Decía Vladimir Nabokov, el escritor ruso nacionalizado norteamericano y luego suizo, que uno siempre se siente como en casa en su memoria. Lejos quedan las inconformidades, los celos y las angustias, el recuerdo trae siempre la sensación de cercanía, de hogar, de ser protagonista del relato. Dentro de las categorías de los recuerdos, los culinarios tienen peso doble. Primero porque ya de por sí, al ser elementos que mantenemos vivos, forzosamente pasan por el corazón y segundo, porque comer juntos es, esencialmente, una manera de asociarnos. No hay que irse muy lejos, en francés, la palabra para amigo es “copain”, aquél con el que compartimos el pan.

Recientemente me encontré con una persona capaz de llevar el peso del hogar hasta lugares insospechados.  Moisés, hijo de inmigrantes cuyos platos de base tienen poco que ver con las costumbres caribeñas y que vivió menos de dos décadas completas en República Dominicana, nos ha sorprendido a todos sus ex compañeros de colegio con, primero luchar durante más de un lustro para obtener el permiso de construir en el noroeste de los EEUU una casa a prueba de huracanes tropicales y ahora, con la revelación de que es capaz de zancajear coco guayado de verdad y otros ingredientes que le permitan preparar jalao y, además, instruir a su descendencia en la preparación de bizcochos tradicionales dominicanos, con suspiro típico y todo.  “Bizcochos de Nitín”, como él dice.

Moiseìs, fabricante de jalao, junto a Fernando y Amando.

Esa misma añoranza es la que fomenta la proliferación de restaurantes de bajo nivel de precios, pero alto valor de nostalgia en ciudades como Viena o Londres. En Bruselas, donde la imaginación gastronómica no permite ir mucho más allá de mejillones con papas fritas y buenas barras de chocolate, hay mujeres que empezaron preparando platos típicos para las embajadas latinoamericanas y terminaron desarrollando una clientela fija más allá de las celebraciones de los diplomáticos.

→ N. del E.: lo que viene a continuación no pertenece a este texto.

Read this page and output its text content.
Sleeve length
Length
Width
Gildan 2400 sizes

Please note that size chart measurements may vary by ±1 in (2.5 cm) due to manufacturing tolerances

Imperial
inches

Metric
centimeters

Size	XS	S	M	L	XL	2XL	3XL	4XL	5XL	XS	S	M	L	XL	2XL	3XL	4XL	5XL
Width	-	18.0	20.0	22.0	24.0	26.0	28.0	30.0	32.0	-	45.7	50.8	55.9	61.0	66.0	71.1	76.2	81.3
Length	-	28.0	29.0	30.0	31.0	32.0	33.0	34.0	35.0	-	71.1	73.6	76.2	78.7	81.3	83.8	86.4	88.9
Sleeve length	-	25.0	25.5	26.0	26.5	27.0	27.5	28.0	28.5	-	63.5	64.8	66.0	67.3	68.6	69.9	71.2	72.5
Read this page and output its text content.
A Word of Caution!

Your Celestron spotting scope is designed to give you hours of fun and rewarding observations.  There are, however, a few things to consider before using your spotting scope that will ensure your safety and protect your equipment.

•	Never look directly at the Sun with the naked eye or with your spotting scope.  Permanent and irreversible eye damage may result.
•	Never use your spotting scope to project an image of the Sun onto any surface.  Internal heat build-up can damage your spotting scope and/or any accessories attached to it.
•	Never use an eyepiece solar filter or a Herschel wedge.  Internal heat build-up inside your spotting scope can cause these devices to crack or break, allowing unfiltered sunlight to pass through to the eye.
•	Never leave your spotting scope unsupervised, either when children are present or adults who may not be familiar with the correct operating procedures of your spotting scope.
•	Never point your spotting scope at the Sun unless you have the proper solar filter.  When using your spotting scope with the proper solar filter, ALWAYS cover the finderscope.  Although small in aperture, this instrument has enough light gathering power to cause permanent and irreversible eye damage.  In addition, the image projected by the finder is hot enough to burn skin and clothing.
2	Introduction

En París existen tantos restaurantes argentinos y brasileños que llegan a tener su propia clasificación y por la cantidad de migrantes dominicanos en Chile, alrededor de un lugar de venta de comida logró proveer material para realizar un documental sobre esta realidad (“Morenas”), que se exhibió en el documental “Hecho en RD” de Fine Arts.

Dentro de los casos de crecimiento y mantenimiento de una clientela creada por una nostalgia común, el más particular fue el de un español que quiso vender churros en Washington y, al darse cuenta de que su clientela era prioritariamente de salvadoreños y venezolanos, se decidió por ofrecer arroz con frijoles negros, plátanos maduros y bistec encebollado.  Su imán fue tan fuerte que a pesar de que todas las señales aluden a España, los conocedores y apreciadores de sus platos latinoamericanos han mantenido viable una empresa que se salta todos los convencionalismos sobre mercadeo, publicidad e imagen gráfica.